It might sound like common sense to define a phrase like “common law,” but legal terms can confuse anyone without a firm grasp of scope, connotation, or full meaning. And these terms are normally defined in confusing ways. For example, take Merriam-Webster’s dictionary definition of common-law: “1: Of, relating to, or based on the common law; 2: relating to or based on a common-law marriage.”
Don’t you love it when dictionaries use the word you’re trying to define in the definition for that word? It’s a wonderful cycle.
Merriam-Webster further defines common law as “the body of law developed in England primarily from judicial decisions based on custom and precedent, unwritten in statute or code, and constituting the basis of the English legal system and of the system in all of the U.S. except Louisiana.”
In other words, “common law” is literally the idea of practicing common sense and common decency in certain situations where legal precedent is understood even if unwritten. For example, let’s say we struck the laws on murder from the books today. You would still know murder is wrong, and authorities would still arrest you for committing a murder. But more importantly, common law is based on innumerable interpretations from the judicial branch and jury decisions throughout a country’s history.
But before we go any further, you need to understand that in certain countries those common laws are written down. The United States is one such country. We legalize everything, no matter how obvious a criminal act something is. We provide a set frame of consequence for anything a person might do to disrupt the fabric of our society. See? Common law can be confusing after all!
For something to be ascertained as common law, legislators and judicators usually have a long process of research and review to determine what is in a community’s best interest. This process can be done at the local or state level. If there are already statutes on the books and the law is under scrutiny for some reason, then formal review occurs and legal authorities set about finding information on the law in question.

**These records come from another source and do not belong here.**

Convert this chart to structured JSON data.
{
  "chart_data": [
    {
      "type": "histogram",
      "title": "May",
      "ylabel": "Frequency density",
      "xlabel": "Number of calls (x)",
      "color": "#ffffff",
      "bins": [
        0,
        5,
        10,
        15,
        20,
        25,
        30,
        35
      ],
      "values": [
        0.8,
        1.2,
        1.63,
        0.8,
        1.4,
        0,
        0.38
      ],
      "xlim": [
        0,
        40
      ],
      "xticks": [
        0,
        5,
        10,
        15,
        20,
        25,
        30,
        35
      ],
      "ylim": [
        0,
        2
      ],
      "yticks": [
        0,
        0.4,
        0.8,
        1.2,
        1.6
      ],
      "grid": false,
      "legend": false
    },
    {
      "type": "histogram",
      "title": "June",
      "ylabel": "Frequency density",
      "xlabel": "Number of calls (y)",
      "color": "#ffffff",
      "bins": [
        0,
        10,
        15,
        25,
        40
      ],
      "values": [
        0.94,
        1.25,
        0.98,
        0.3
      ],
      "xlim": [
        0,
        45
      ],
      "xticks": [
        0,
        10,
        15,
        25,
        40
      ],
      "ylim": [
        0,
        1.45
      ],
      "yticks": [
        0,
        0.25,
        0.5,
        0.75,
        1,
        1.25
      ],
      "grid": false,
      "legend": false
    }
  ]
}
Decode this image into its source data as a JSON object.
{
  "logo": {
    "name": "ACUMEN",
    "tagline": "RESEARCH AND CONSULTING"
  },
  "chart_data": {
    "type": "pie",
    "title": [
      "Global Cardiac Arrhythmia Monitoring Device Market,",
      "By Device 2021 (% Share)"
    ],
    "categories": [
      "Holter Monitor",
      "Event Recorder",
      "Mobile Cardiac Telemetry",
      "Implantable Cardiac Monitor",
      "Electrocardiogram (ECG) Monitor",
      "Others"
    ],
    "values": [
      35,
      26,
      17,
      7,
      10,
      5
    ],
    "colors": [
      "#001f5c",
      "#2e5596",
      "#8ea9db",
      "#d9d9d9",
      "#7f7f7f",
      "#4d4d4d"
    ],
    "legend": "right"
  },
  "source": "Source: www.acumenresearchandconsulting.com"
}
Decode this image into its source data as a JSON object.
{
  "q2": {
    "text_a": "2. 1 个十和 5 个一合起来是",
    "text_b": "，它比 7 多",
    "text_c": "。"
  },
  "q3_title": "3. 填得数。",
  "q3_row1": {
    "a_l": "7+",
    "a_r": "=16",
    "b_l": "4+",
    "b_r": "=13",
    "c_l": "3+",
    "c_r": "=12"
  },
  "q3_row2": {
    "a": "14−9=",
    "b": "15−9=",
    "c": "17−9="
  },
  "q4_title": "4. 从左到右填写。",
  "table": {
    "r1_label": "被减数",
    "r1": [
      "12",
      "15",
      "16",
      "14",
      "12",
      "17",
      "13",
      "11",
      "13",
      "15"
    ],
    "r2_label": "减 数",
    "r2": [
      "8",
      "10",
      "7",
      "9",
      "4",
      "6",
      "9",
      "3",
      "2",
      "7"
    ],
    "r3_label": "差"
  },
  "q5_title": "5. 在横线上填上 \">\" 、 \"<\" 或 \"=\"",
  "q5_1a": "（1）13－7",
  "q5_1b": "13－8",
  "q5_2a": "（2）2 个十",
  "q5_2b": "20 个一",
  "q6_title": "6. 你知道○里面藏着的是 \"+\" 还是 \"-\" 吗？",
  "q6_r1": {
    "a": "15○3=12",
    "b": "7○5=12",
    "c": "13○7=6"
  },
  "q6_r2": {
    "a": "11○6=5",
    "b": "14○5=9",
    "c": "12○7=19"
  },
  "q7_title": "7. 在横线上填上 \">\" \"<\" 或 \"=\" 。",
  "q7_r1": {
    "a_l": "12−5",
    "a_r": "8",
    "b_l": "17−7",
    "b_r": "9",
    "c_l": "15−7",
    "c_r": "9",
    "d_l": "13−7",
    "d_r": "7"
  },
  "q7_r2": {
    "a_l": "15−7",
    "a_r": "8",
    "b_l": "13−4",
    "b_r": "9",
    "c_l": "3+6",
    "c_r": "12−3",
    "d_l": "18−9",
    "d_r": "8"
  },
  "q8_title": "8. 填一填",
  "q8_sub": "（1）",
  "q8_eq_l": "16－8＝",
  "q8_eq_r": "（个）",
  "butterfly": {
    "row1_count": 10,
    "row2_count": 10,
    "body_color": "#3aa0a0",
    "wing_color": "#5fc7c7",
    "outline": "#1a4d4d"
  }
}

One type of common law that is under scrutiny based on changing circumstances is a person’s liability for car accidents. Automation is advancing quickly, and it’s not crazy to think that we’ll be living in a driverless future soon enough. Who takes liability for car accidents in that future? The manufacturer? The seller? Or the person? And under which circumstances? There is not yet any legal basis for determining the answers to these questions — but there will be. And that’s the most likely time that the scrutiny will lead to changes in car-related common law. You can visit website here for more information.
Common law results in a complex — and controversial — system of law-making and legal decisions made by lower courts, appellate courts, and the Supreme Court in the United States. And many believe this system must change.